The drug platform seeks and destroys immune-suppressive mechanisms in a subset of tumor cells, and this new delivery mechanism could be quickly translated to the clinic, said Maciej “Matt” Lesniak, MD, the Michael J. Marchese Professor and chair of Neurological Surgery, and senior author of the study published in Proceedings of the National Academy of Sciences of the United States of America.

“Our findings have great potential to provide new combination therapy approaches in the treatment of cancer, which is a leading cause of death in the United States,” said Lesniak, who is also a professor in the Ken and Ruth Davee Department of Neurology and a member of the Robert H. Lurie Comprehensive Cancer Center of Northwestern University.

Glioblastoma is a particularly deadly brain cancer, known for its resistance to treatment and short life expectancy after diagnosis. One reason for its resistance is tumor-associated myeloid cells (TAMCs) — a population of stem cells hijacked by the tumor to aid proliferation.

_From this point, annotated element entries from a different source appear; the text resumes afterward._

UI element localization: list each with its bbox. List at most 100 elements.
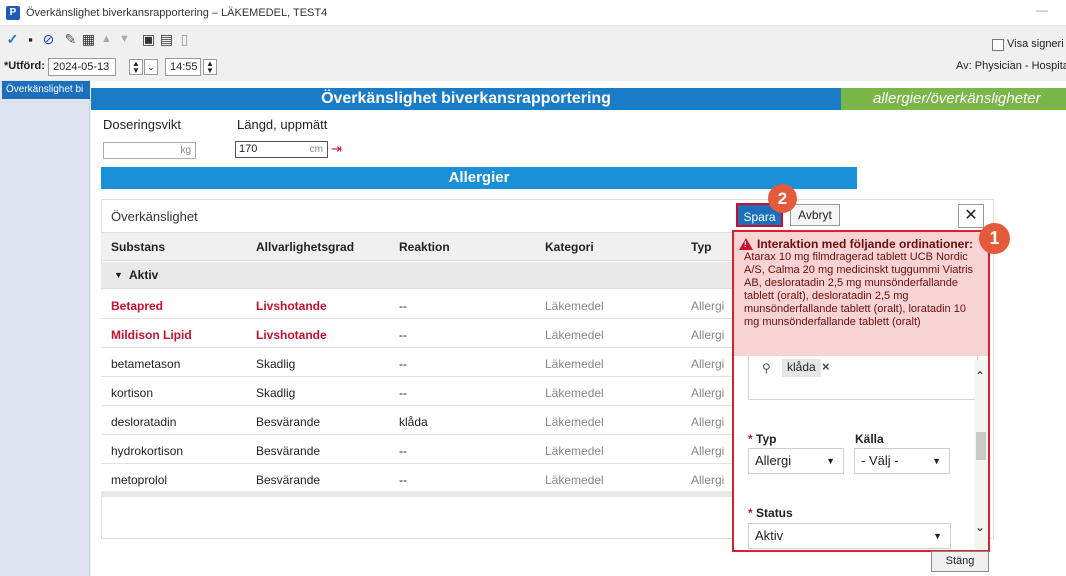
stang-button[interactable]: Stäng — [931, 551, 989, 572]
table-row[interactable]: desloratadin Besvärande klåda Läkemedel Alle… — [101, 406, 741, 435]
visa-signering-checkbox[interactable] — [992, 39, 1004, 51]
cell-grad: Besvärande — [256, 415, 321, 429]
dose-unit: kg — [180, 145, 191, 156]
form-header-category: allergier/överkänsligheter — [841, 88, 1066, 110]
col-reaktion[interactable]: Reaktion — [399, 240, 450, 254]
cell-kategori: Läkemedel — [545, 473, 604, 487]
window-title: Överkänslighet biverkansrapportering – L… — [26, 7, 328, 19]
cell-typ: Allergi — [691, 415, 725, 429]
cell-typ: Allergi — [691, 299, 725, 313]
typ-label: * Typ — [748, 432, 777, 446]
cell-substans: betametason — [111, 357, 181, 371]
avbryt-button[interactable]: Avbryt — [790, 204, 840, 226]
cell-typ: Allergi — [691, 386, 725, 400]
form-icon[interactable]: ▦ — [80, 31, 97, 48]
date-spinner[interactable]: ▲ ▼ — [129, 59, 143, 75]
dose-field[interactable]: kg — [103, 142, 196, 159]
cell-kategori: Läkemedel — [545, 328, 604, 342]
chevron-up-icon[interactable]: ⌃ — [975, 369, 985, 383]
group-label: Aktiv — [129, 268, 159, 282]
cell-reaktion: -- — [399, 444, 407, 458]
cell-kategori: Läkemedel — [545, 299, 604, 313]
length-field[interactable]: 170 cm — [235, 141, 328, 158]
length-label: Längd, uppmätt — [237, 117, 328, 132]
table-row[interactable]: hydrokortison Besvärande -- Läkemedel Allerg… — [101, 435, 741, 464]
cell-grad: Skadlig — [256, 386, 296, 400]
arrow-down-icon[interactable]: ▼ — [116, 31, 133, 48]
scroll-thumb[interactable] — [976, 432, 986, 460]
cell-typ: Allergi — [691, 473, 725, 487]
table-row[interactable]: Betapred Livshotande -- Läkemedel Allergi — [101, 290, 741, 319]
cell-reaktion: -- — [399, 299, 407, 313]
table-row[interactable]: Mildison Lipid Livshotande -- Läkemedel Alle… — [101, 319, 741, 348]
cell-substans: metoprolol — [111, 473, 168, 487]
remove-tag-icon[interactable]: × — [822, 359, 830, 374]
cell-grad: Livshotande — [256, 328, 327, 342]
section-title: Överkänslighet — [111, 209, 198, 224]
save-disk-icon[interactable]: ▪ — [22, 31, 39, 48]
date-field[interactable]: 2024-05-13 — [48, 58, 116, 76]
annotation-marker-2: 2 — [768, 184, 797, 213]
monitor-icon[interactable]: ▣ — [140, 31, 157, 48]
document-icon[interactable]: ▯ — [176, 31, 193, 48]
caret-down-icon[interactable]: ▼ — [114, 270, 123, 280]
visa-signering-label: Visa signeri — [1007, 38, 1064, 50]
cell-grad: Livshotande — [256, 299, 327, 313]
table-row[interactable]: betametason Skadlig -- Läkemedel Allergi — [101, 348, 741, 377]
col-substans[interactable]: Substans — [111, 240, 165, 254]
arrow-up-icon[interactable]: ▲ — [98, 31, 115, 48]
add-measurement-icon[interactable]: ⇥ — [331, 141, 345, 157]
sign-check-icon[interactable]: ✓ — [4, 31, 21, 48]
left-panel — [0, 80, 90, 576]
caret-down-icon: ▼ — [826, 456, 835, 466]
toolbar: ✓ ▪ ⊘ ✎ ▦ ▲ ▼ ▣ ▤ ▯ — [0, 27, 1066, 53]
group-row-aktiv[interactable] — [101, 262, 741, 289]
dose-label: Doseringsvikt — [103, 117, 182, 132]
cell-kategori: Läkemedel — [545, 444, 604, 458]
cell-typ: Allergi — [691, 444, 725, 458]
annotation-marker-1: 1 — [979, 223, 1010, 254]
cell-substans: hydrokortison — [111, 444, 184, 458]
table-row[interactable]: kortison Skadlig -- Läkemedel Allergi — [101, 377, 741, 406]
minimize-button[interactable]: — — [1036, 3, 1048, 17]
reaction-tag: klåda — [782, 359, 821, 377]
cell-kategori: Läkemedel — [545, 357, 604, 371]
col-typ[interactable]: Typ — [691, 240, 711, 254]
time-spinner[interactable]: ▲ ▼ — [203, 59, 217, 75]
chevron-down-icon[interactable]: ⌄ — [975, 520, 985, 534]
col-allvarlighetsgrad[interactable]: Allvarlighetsgrad — [256, 240, 354, 254]
kalla-select[interactable]: - Välj - ▼ — [854, 448, 950, 474]
calendar-icon[interactable]: ▤ — [158, 31, 175, 48]
cell-reaktion: -- — [399, 473, 407, 487]
cell-grad: Skadlig — [256, 357, 296, 371]
length-value: 170 — [239, 143, 258, 155]
caret-down-icon: ▼ — [933, 531, 942, 541]
cell-reaktion: -- — [399, 386, 407, 400]
status-label: * Status — [748, 506, 793, 520]
cell-reaktion: -- — [399, 328, 407, 342]
close-icon[interactable]: ✕ — [958, 204, 984, 228]
form-header: Överkänslighet biverkansrapportering — [91, 88, 841, 110]
cell-substans: kortison — [111, 386, 154, 400]
nav-item-overkanslighet[interactable]: Överkänslighet bi — [2, 81, 90, 99]
author-label: Av: Physician - Hospitalis — [956, 60, 1066, 72]
date-dropdown-icon[interactable]: ⌄ — [144, 59, 158, 75]
time-field[interactable]: 14:55 — [165, 58, 201, 76]
cell-reaktion: klåda — [399, 415, 428, 429]
cell-substans: Betapred — [111, 299, 164, 313]
cancel-circle-icon[interactable]: ⊘ — [40, 31, 57, 48]
cell-typ: Allergi — [691, 328, 725, 342]
col-kategori[interactable]: Kategori — [545, 240, 594, 254]
app-icon: P — [6, 6, 20, 20]
tools-icon[interactable]: ✎ — [62, 31, 79, 48]
cell-kategori: Läkemedel — [545, 386, 604, 400]
table-row[interactable]: metoprolol Besvärande -- Läkemedel Allergi — [101, 464, 741, 493]
typ-select[interactable]: Allergi ▼ — [748, 448, 844, 474]
search-icon: ⚲ — [762, 361, 771, 375]
group-row-inactive — [101, 491, 741, 497]
caret-down-icon: ▼ — [932, 456, 941, 466]
cell-substans: Mildison Lipid — [111, 328, 192, 342]
allergier-section-header: Allergier — [101, 167, 857, 189]
utford-label: *Utförd: — [4, 60, 45, 72]
status-select[interactable]: Aktiv ▼ — [748, 523, 951, 549]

TAMC’s comprise 30 to 50 percent of the tumor mass, according to Lesniak, and they suppress immune activity by depriving T-cells of nutrients. This makes it easier for the tumor to proliferate, as the body’s immune defenses are weakened, and in turn reduces the effectiveness of most therapies.

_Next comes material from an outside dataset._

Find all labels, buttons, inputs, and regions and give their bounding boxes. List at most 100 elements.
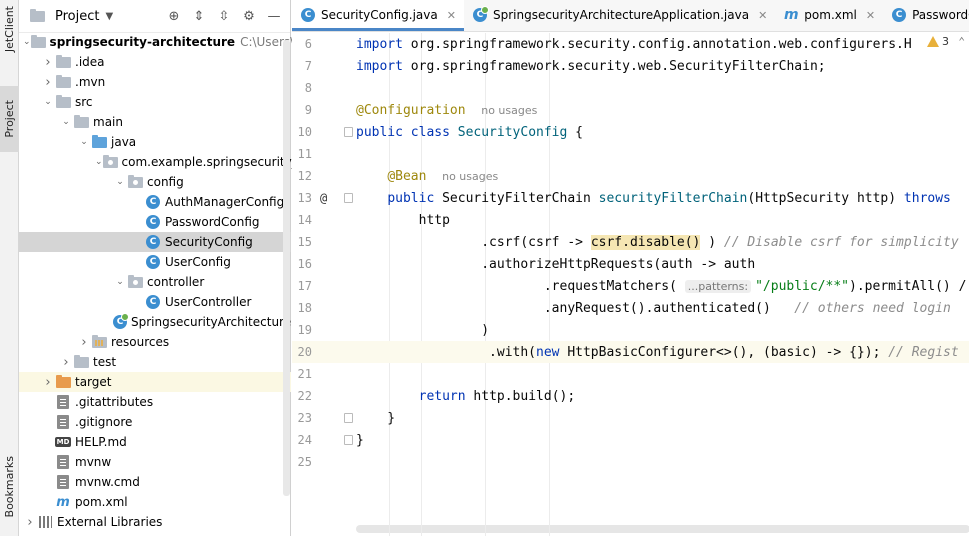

Another source of resistance common to both regular tumor cells and TAMCs is the expression of PD-L1, a molecule on the outside of the cancer cell that prevents T-cells from attacking them. In the current study, the investigators used PD-L1 as a target to deliver a drug that would wipe out the molecule for good.

The team designed a lipid nanoparticle — a small sphere of fat about 10 nanometers in diameter — that hones in on PD-L1 and delivers a payload of dinaciclib, an experimental drug that stops production of PD-L1.

The new treatment resulted in dramatic decrease in TAMCs and a corresponding increase in immune activity, including in human cells.

“These results further validate the clinical relevance of our proposed system and warrants a rapid translation into clinical practice,” Lesniak said.

In addition, radiation therapy, which is known to increase PD-L1 expression in myeloid cells, resulted in an additional benefit: more PD-L1 made additional TAMCs vulnerable to the lipid nanoparticle, multiplying the therapeutic effect.

“In particular, this may provide opportunities to improve the efficacy of both immunotherapy and conventional therapy modalities such as radiotherapy in the treatment of brain tumor,” Lesniak said.

Peng Zhang, PhD, a postdoctoral fellow in the Lesniak laboratory, was the lead author of the study.

This work was supported by National Cancer Institute (NCI) Outstanding Investigator Award R35CA197725; National Institutes of Health (NIH) grants P50CA221747, R01NS093903, R33NS101150 and R01NS106379 and R01NS097990; NIH National Institute of Neurological Disorders and Stroke Grant R01NS087990 and NIH Grants and Basic Research Fellowship BRF1700010 from the American Brain Tumor Association.